Our analysis has ignored intervention costs directly associated with the rollout of the intervention, such as human resource costs and costs associated with the purchase of equipment. We also take a simple approach of assuming unit costs that are unaffected by the scale of the intervention, thus ignoring the potential for economies of scale, especially at high levels of population coverage. If human resource costs are similar under the 2 strategies, they would have little effect on the relative costs of these strategies. Overall, however, we emphasise that our estimates should not be interpreted as estimates of the actual cost of ACF. An important area for future work would be to incorporate these important elements [17,36], for more comprehensive estimates of the full cost of ACF.

Model limitations

For simplicity, we ignored pre-treatment loss to follow-up. Although commonly observed in practical implementations of ACF [37], we do not expect this simplification to alter our essential findings, as long as it affects the 2 testing strategies roughly equally. Again, for simplicity, we assume that all false-positive TB diagnoses have the same rates of treatment completion as true-positive diagnoses; if their completion rates are substantially lower, this would tend to reduce the treatment cost associated with false-positive TB diagnosis.
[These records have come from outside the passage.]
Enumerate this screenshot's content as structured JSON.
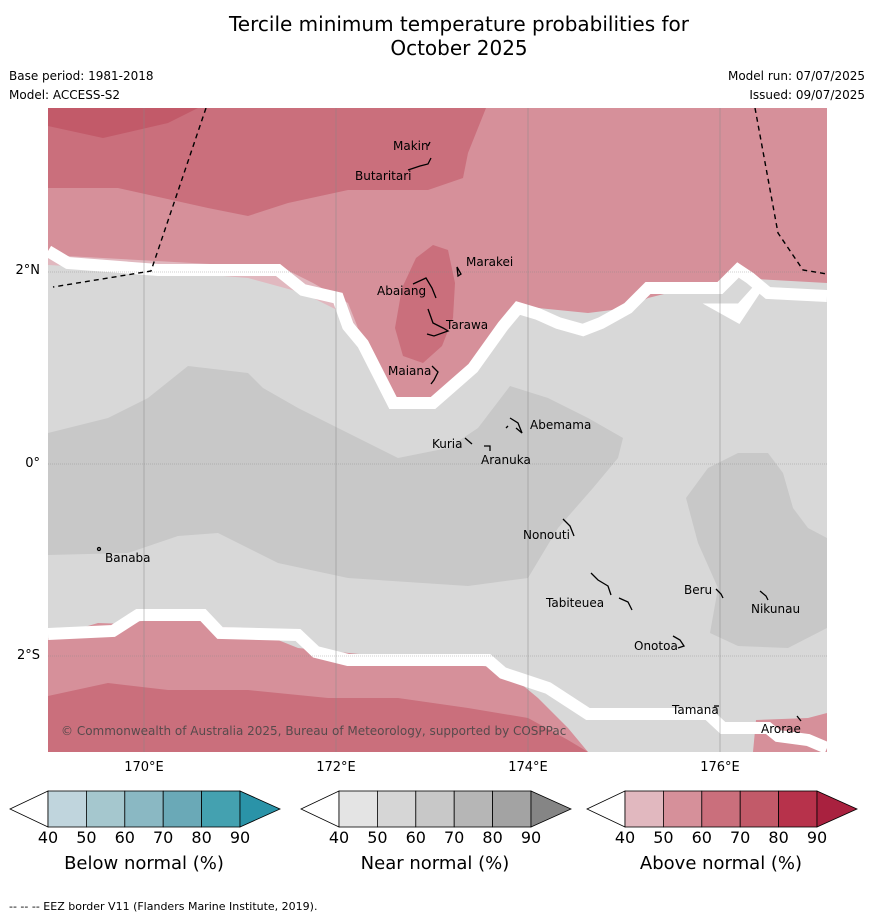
{
  "title_line1": "Tercile minimum temperature probabilities for",
  "title_line2": "October 2025",
  "base_period": "Base period: 1981-2018",
  "model": "Model: ACCESS-S2",
  "model_run": "Model run: 07/07/2025",
  "issued": "Issued: 09/07/2025",
  "lat_labels": [
    "2°N",
    "0°",
    "2°S"
  ],
  "lon_labels": [
    "170°E",
    "172°E",
    "174°E",
    "176°E"
  ],
  "places": [
    "Makin",
    "Butaritari",
    "Marakei",
    "Abaiang",
    "Tarawa",
    "Maiana",
    "Abemama",
    "Kuria",
    "Aranuka",
    "Nonouti",
    "Banaba",
    "Beru",
    "Nikunau",
    "Tabiteuea",
    "Onotoa",
    "Tamana",
    "Arorae"
  ],
  "copyright": "© Commonwealth of Australia 2025, Bureau of Meteorology, supported by COSPPac",
  "colorbars": [
    {
      "title": "Below normal (%)",
      "ticks": [
        "40",
        "50",
        "60",
        "70",
        "80",
        "90"
      ],
      "colors": [
        "#c0d5dd",
        "#a5c7ce",
        "#8ab8c3",
        "#6aa9b7",
        "#44a1b0",
        "#2a93a8"
      ]
    },
    {
      "title": "Near normal (%)",
      "ticks": [
        "40",
        "50",
        "60",
        "70",
        "80",
        "90"
      ],
      "colors": [
        "#e4e4e4",
        "#d6d6d6",
        "#c8c8c8",
        "#b6b6b6",
        "#a3a3a3",
        "#858585"
      ]
    },
    {
      "title": "Above normal (%)",
      "ticks": [
        "40",
        "50",
        "60",
        "70",
        "80",
        "90"
      ],
      "colors": [
        "#e1b8bf",
        "#d6909a",
        "#ca6f7c",
        "#c25a69",
        "#b7324b",
        "#a9213f"
      ]
    }
  ],
  "footer": "-- -- -- EEZ border V11 (Flanders Marine Institute, 2019).",
  "map_colors": {
    "above_50": "#d6909a",
    "above_60": "#ca6f7c",
    "above_70": "#c25a69",
    "above_40": "#e1b8bf",
    "near_40": "#d8d8d8",
    "near_50": "#c8c8c8",
    "gap": "#ffffff",
    "grid": "#888888"
  }
}
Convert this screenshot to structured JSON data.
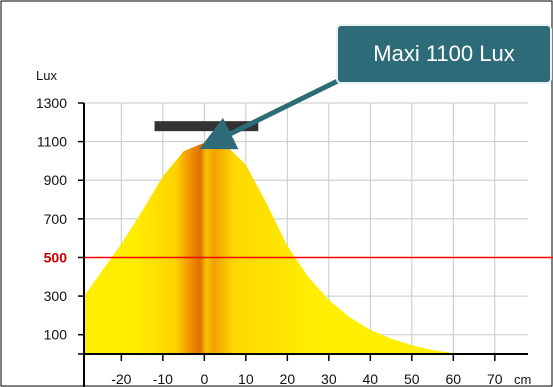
{
  "chart_data": {
    "type": "area",
    "y_unit": "Lux",
    "x_unit": "cm",
    "ylim": [
      0,
      1300
    ],
    "xlim": [
      -29,
      78
    ],
    "y_ticks": [
      {
        "value": 1300,
        "label": "1300"
      },
      {
        "value": 1100,
        "label": "1100"
      },
      {
        "value": 900,
        "label": "900"
      },
      {
        "value": 700,
        "label": "700"
      },
      {
        "value": 500,
        "label": "500"
      },
      {
        "value": 300,
        "label": "300"
      },
      {
        "value": 100,
        "label": "100"
      }
    ],
    "x_ticks": [
      {
        "value": -20,
        "label": "-20"
      },
      {
        "value": -10,
        "label": "-10"
      },
      {
        "value": 0,
        "label": "0"
      },
      {
        "value": 10,
        "label": "10"
      },
      {
        "value": 20,
        "label": "20"
      },
      {
        "value": 30,
        "label": "30"
      },
      {
        "value": 40,
        "label": "40"
      },
      {
        "value": 50,
        "label": "50"
      },
      {
        "value": 60,
        "label": "60"
      },
      {
        "value": 70,
        "label": "70"
      }
    ],
    "grid": true,
    "x": [
      -29,
      -25,
      -20,
      -15,
      -10,
      -5,
      0,
      3,
      5,
      10,
      15,
      20,
      25,
      30,
      35,
      40,
      45,
      50,
      55,
      60,
      62,
      78
    ],
    "y": [
      300,
      420,
      570,
      740,
      920,
      1050,
      1095,
      1098,
      1085,
      980,
      780,
      560,
      400,
      280,
      190,
      125,
      80,
      45,
      20,
      5,
      0,
      0
    ],
    "reference_line": {
      "value": 500,
      "label": "500",
      "color": "#ff0000"
    },
    "lamp_bar": {
      "x_start": -12,
      "x_end": 13,
      "y": 1180,
      "color": "#333333"
    },
    "annotation": {
      "text": "Maxi 1100 Lux",
      "x": 0,
      "y": 1100
    },
    "colors": {
      "fill_outer": "#ffee00",
      "fill_center": "#e07000",
      "box": "#2e6b78",
      "box_border": "#e8f0f2"
    }
  }
}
Finally, we note that there is considerable uncertainty about the potential transmission impact of ACF interventions, owing partly to a lack of direct evidence, particularly in South-Asian settings [4]. In the present analysis, our impact projections are based on a series of assumptions, including perfect implementation of symptom screening and diagnosis, high-quality engagement with and participation by the community, effective linkage to treatment, immediate rapid bacteriological suppression upon treatment (thus interrupting transmission), and assumptions about the degree to which ACF is able to identify TB cases while they still have substantial potential for passing on infection [4]. Lessons from current and future ACF initiatives will be invaluable in identifying which of these assumptions needs most attention.

Conclusion

As ACF efforts are scaled up in India and other high-burden settings, implementation planning could benefit from a population perspective of potential costs and benefits. Such a perspective, complementing other approaches such as operational research, takes into account both the epidemiological impact and unintended consequences (such as false-positive diagnosis) of large-scale deployment. Addressing important questions about the optimum implementation of ACF could open the way for considerable impact on TB burden, in India and elsewhere.

Supporting information

S1 Text. Supporting information.

Table A: Comparison of different screening algorithms and testing strategies. Table B: Proportion contribution of each cost component to the total incremental service cost. Fig A: Results of the model calibration. Fig B: Simulated impact and cost-effectiveness under alternative symptom screening strategies. Fig C: Breakdown of the ACF incremental service cost under the prolonged cough screening strategy. Fig D: Sensitivity analysis to different scenarios.